どうやら台風は過ぎ去った様子だが、それにしても今回「も」台風の猛威を体感することなく終わってしまった。無論、自然災害ほど不可抗力で恐ろしいものはなく、その被害に遭わなかったのだから、安堵するとともに天へ感謝しなければならないし、被害に遭われた方々には心からお見舞いを申し上げなければならない。
だが、それにしても東京——殊に都心エリアは、台風の影響をあまり受けずに終わることが、あまりに多すぎやしないか・・と、台風のニュースを見聞きするたびに思うのである。
わたしの住む港区・白金という地域が、地形上の理由や特徴があるのか、はたまた前線やシアーラインといった気象における「境い目」のような特殊事情を抱えているのかは分からない。
いや、もしかすると神の加護により奇跡的に台風の影響を受けにくい地域なのかもしれないが、それにしても暴風雨は想定内のレベルであり、テレビやネットで目にする甚大な被害をもたらすほどの暴れ方や降雨量を見たことがないのだ。
それ故に、台風のつど過剰防衛策を打ち出す行政や企業の苦労(心労)を思うと、なんというか気の毒で仕方がない。おそらく「ここまでしなくてもいいだろうけど、万が一なにかあったら責任取らされるしなぁ・・」ということで、やむを得ず過保護すぎる対策を練るのだが、結果として杞憂に終わることが多い。
とはいえ、従業員からすると「台風で仕事が休みになった、ラッキー!!」となるわけで、急遽ディズニーランドへ向かう者がいたりいなかったり——。
しかしながら、ディズニーランドは労働者によって成り立っているわけで、来場者は仕事が休みの日かもしれないが、園内で笑顔を振りまくキャストや厨房で料理を作ったり施設内を掃除したりするスタッフは、言うまでもなく「仕事中」である。
そう考えると、年中無休をポリシーとするディズニーランドの「顧客に対するサービス精神」というのは、”いついかなる時でも、来園者に夢を与える”というスタンスを貫いており、それに呼応するかのように働くキャストやスタッフたちのプロ根性というのも、おそろしく強固なものなのだと感心してしまう。
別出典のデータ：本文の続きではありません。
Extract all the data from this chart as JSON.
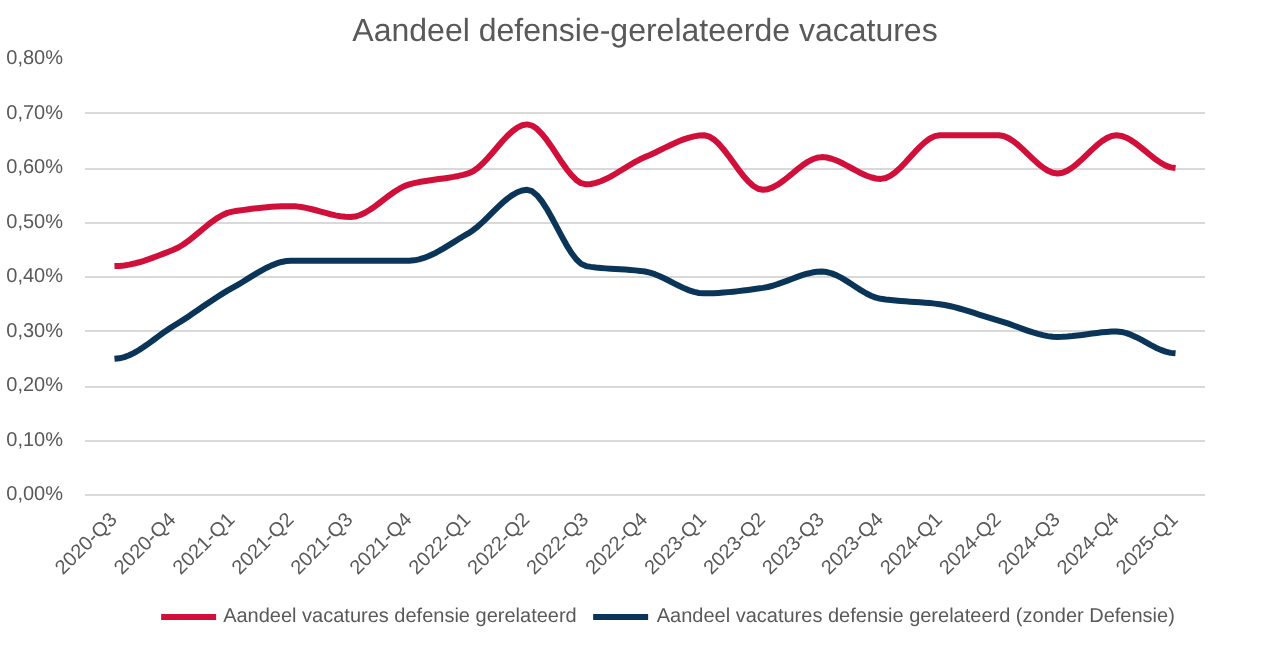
{
  "chart_data": {
    "type": "line",
    "title": "Aandeel defensie-gerelateerde vacatures",
    "categories": [
      "2020-Q3",
      "2020-Q4",
      "2021-Q1",
      "2021-Q2",
      "2021-Q3",
      "2021-Q4",
      "2022-Q1",
      "2022-Q2",
      "2022-Q3",
      "2022-Q4",
      "2023-Q1",
      "2023-Q2",
      "2023-Q3",
      "2023-Q4",
      "2024-Q1",
      "2024-Q2",
      "2024-Q3",
      "2024-Q4",
      "2025-Q1"
    ],
    "series": [
      {
        "name": "Aandeel vacatures defensie gerelateerd",
        "color": "#d0103a",
        "values": [
          0.42,
          0.45,
          0.52,
          0.53,
          0.51,
          0.57,
          0.59,
          0.68,
          0.57,
          0.62,
          0.66,
          0.56,
          0.62,
          0.58,
          0.66,
          0.66,
          0.59,
          0.66,
          0.6
        ]
      },
      {
        "name": "Aandeel vacatures defensie gerelateerd (zonder Defensie)",
        "color": "#0b3558",
        "values": [
          0.25,
          0.31,
          0.38,
          0.43,
          0.43,
          0.43,
          0.48,
          0.56,
          0.42,
          0.41,
          0.37,
          0.38,
          0.41,
          0.36,
          0.35,
          0.32,
          0.29,
          0.3,
          0.26
        ]
      }
    ],
    "ylim": [
      0,
      0.8
    ],
    "yticks": [
      {
        "value": 0,
        "label": "0,00%"
      },
      {
        "value": 0.1,
        "label": "0,10%"
      },
      {
        "value": 0.2,
        "label": "0,20%"
      },
      {
        "value": 0.3,
        "label": "0,30%"
      },
      {
        "value": 0.4,
        "label": "0,40%"
      },
      {
        "value": 0.5,
        "label": "0,50%"
      },
      {
        "value": 0.6,
        "label": "0,60%"
      },
      {
        "value": 0.7,
        "label": "0,70%"
      },
      {
        "value": 0.8,
        "label": "0,80%"
      }
    ],
    "grid": "y",
    "legend": "bottom",
    "marker": "none",
    "line_style": "solid"
  }
}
そんなわけで、今回訪れた台風7・8号について振り返るのだが、恒例行事である「台風名」が発表され、それぞれ「メーカラー(タイ名で雷の天使)」「ヒーゴス(アメリカ名だが、スペイン語でイチジク)」と名付けられた。
ちなみに、これらの由来というか名前の候補について、どのようなルールがあるのかご存知だろうか?
「台風の名前」というのは、北西太平洋または南シナ海で発生する台風に関する各国の政府機関である「台風委員会」により、各国が10個ずつ提案した名前の合計となる140個の名前を、順番に使い回す形で使用している。
そのため「なんで魚の名前なんだ?」とか「なんで女性の名前なんだ?」と、疑問に思うことも多いだろうが、じつは予め用意された名称が繰り返し使われる仕組みのため、次にやってくる台風9号は「バービー(ベトナム北部の山の名前)」という名がつくことが、もうすでに決まっているのである。
なお、この「台風のアジア名」について、我が国日本はどのような名前を提案したのかというと、まったくもって無難というか残念すぎるというか、「星座の名称」を充てている。こいぬ座、へび座、かじき座、こぐま座など、どこの誰から語源を聞かれてもトラブルにならないような、とにかく無難なところを使っているのだ。
対するミクロネシアは、「ソーリック(伝統的な部族長の称号)」「ニバルタック(有名な戦士の名前)」「ソウデル(伝説上の主張の護衛兵)」「ナンマドル(有名な遺跡の名前)」といった、国のプライドをかけた名称を提示している。
だったら日本も「アマテラス(太陽を司る女神)」「スサノオ(神話上の英雄であり破壊神)」「ヤマタノオロチ(日本神話に登場する大蛇)」「ヤタガラス(神聖なる3本足の巨大なカラス)くらいの名前を叩きつけてもらいたい。
星座などという無難かつ揉め事にならないような名称よりも、日本神話の神々の名前を台風に充ててくれたら、それこそ台風への注目度が増す・・というか見る目が変わるのは間違いない。
「昨日のアマテラス、期待したほどじゃなかったよな」
「台風10号、ヤマタノオロチっていうだけあって凄かったな」
なんていう会話が教室内で飛び交うことを想像すると、ちょっと面白い気がするわけで——。